Une grande dame de la photoSabine Weiss a toujours vu du beau monde
Le Prix Women in Motion et un beau livre saluent la photographe. «Émotions»… forcément.

Née à Saint-Gingolph il y a «presque un siècle» comme elle le résume joliment, Sabine Weiss se félicite d’avoir toujours autant de plaisir à photographier. Et pour cause, l’objectif lui raconte toujours des histoires. Que l’artiste se voie honorée après Susan Sarandon, Jane Fonda ou Susan Meiselas, du prestigieux Prix Women in Motion, rien d’étonnant. Depuis que ce petit bout de femme a décollé dans le milieu du photojournalisme, bastion encore très mâle dans les années 1940, l’indépendante a imposé son hypersensibilité sans mièvrerie.

«Émotions», sa sélection de 200 photos parmi des dizaines de milliers, démontre cette empathie vite détectée par les pros après son apprentissage à Genève. En 1952, Robert Doisneau repère la Parisienne d’adoption et la pousse à l’agence Rapho. Trois ans plus tard, c’est le photographe Edward Steichen, alors au sommet de sa gloire et conservateur du MoMA, qui choisit trois de ses clichés pour les exposer à New York. Elle est lancée.

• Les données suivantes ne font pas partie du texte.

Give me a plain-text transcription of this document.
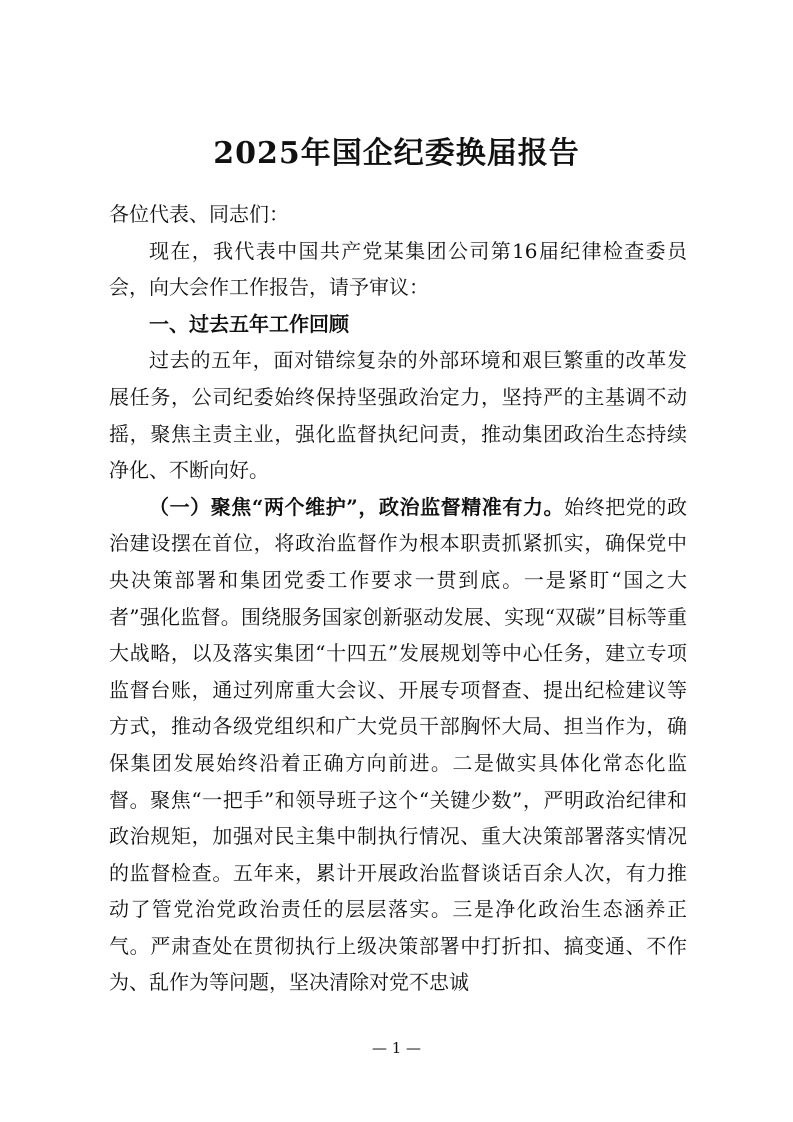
2025年国企纪委换届报告

各位代表、同志们：

现在，我代表中国共产党某集团公司第16届纪律检查委员会，向大会作工作报告，请予审议：

一、过去五年工作回顾

过去的五年，面对错综复杂的外部环境和艰巨繁重的改革发展任务，公司纪委始终保持坚强政治定力，坚持严的主基调不动摇，聚焦主责主业，强化监督执纪问责，推动集团政治生态持续净化、不断向好。

（一）聚焦“两个维护”，政治监督精准有力。始终把党的政治建设摆在首位，将政治监督作为根本职责抓紧抓实，确保党中央决策部署和集团党委工作要求一贯到底。一是紧盯“国之大者”强化监督。围绕服务国家创新驱动发展、实现“双碳”目标等重大战略，以及落实集团“十四五”发展规划等中心任务，建立专项监督台账，通过列席重大会议、开展专项督查、提出纪检建议等方式，推动各级党组织和广大党员干部胸怀大局、担当作为，确保集团发展始终沿着正确方向前进。二是做实具体化常态化监督。聚焦“一把手”和领导班子这个“关键少数”，严明政治纪律和政治规矩，加强对民主集中制执行情况、重大决策部署落实情况的监督检查。五年来，累计开展政治监督谈话百余人次，有力推动了管党治党政治责任的层层落实。三是净化政治生态涵养正气。严肃查处在贯彻执行上级决策部署中打折扣、搞变通、不作为、乱作为等问题，坚决清除对党不忠诚

— 1 —
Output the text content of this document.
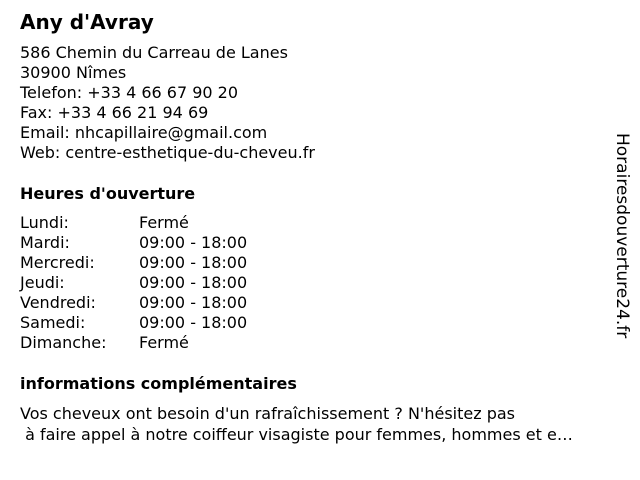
Any d'Avray
586 Chemin du Carreau de Lanes
30900 Nîmes
Telefon: +33 4 66 67 90 20
Fax: +33 4 66 21 94 69
Email: nhcapillaire@gmail.com
Web: centre-esthetique-du-cheveu.fr
Heures d'ouverture
Lundi:	Fermé
Mardi:	09:00 - 18:00
Mercredi:	09:00 - 18:00
Jeudi:	09:00 - 18:00
Vendredi:	09:00 - 18:00
Samedi:	09:00 - 18:00
Dimanche:	Fermé
informations complémentaires
Vos cheveux ont besoin d'un rafraîchissement ? N'hésitez pas
à faire appel à notre coiffeur visagiste pour femmes, hommes et e…
Horairesdouverture24.fr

Bourlingueuse dans les rues de Paris ou du Caire, portraitiste pour le chic «Vogue» ou sur les rives du Gange, l’éclectique à qui ses confrères donnaient du «Poussez-vous, ma petite dame» à cause de son poids plume reste moins connue que ses contemporains, les Brassaï, Boubat et autre Willy Ronis. Dernière représentante de cette tendance humaniste, Sabine Weiss n’en conçoit aucune nostalgie, à peine un héritage. Et ces dernières années, fêtée dans les musées et les galeries, elle le raconte avec enthousiasme. «Je suis encore émue par tous ces visages, ces attitudes, ces atmosphères, ces solitudes, ces regards, ces baisers», conclut l’éternelle émerveillée, 96 ans.
Chargée de présenter ce phénomène dans «Émotions», la romancière Marie Desplechin a creusé le sujet. Perplexe d’abord devant l’aïeule qui ne revendique qu’une enfance sans histoire, «une vie modeste, des goûts simples». Puis emportée par le moindre détail – la marque de fabrique de Sabine Weiss au fond –, l’observatrice futée rembobine toute une vie en tirant sur de minces indices.
Il y a déjà cette famille «pleine de pasteurs» d’obédience protestante, qui pourtant ne milite pas pour l’austérité calviniste mais part dans tous les sens avec une prodigieuse invention. Prenez le père appelé Loulou, qui bricole et rafistole le moindre objet comme un chirurgien du cœur brisé. Pour sa fille, il reconstitue par exemple dans la cheminée un incendie de maison de poupées, ou lui fabrique une valisette de secouriste de la Croix-Rouge. L’inventeur a l’idée du youpala mais ne la brevette pas. Dommage pour sa fortune. La mère initie Sabine à l’opéra, à la peinture. Plusieurs tableaux de Ferdinand Holder trônent dans le salon de sa grand-mère. À 8 ans, la petite achète son premier appareil photo en bakélite avec sa tirelire – 2 fr. 50.
Les historiens positionnent son travail dans le riche sillage de la génération Cartier-Bresson mais Sabine Weiss refuse de s’inscrire dans une bande, voire un militantisme féministe. Seul l’immense August Sander l’a influencée, «très simple, très frontal». Et Hugh Weiss, l’homme de sa vie, peintre américain échoué à Paris après la Seconde Guerre mondiale, qui ne la quittera qu’en 2007. En 2017, la Suissesse a fait don de ses archives au Musée de l’Élysée. À l’exercice de l’autoportrait, son regard tranche, vif: «Mes photos ne blessent pas.»
«Émotions», de Sabine Weiss, Éd. de La Martinière, 256 p.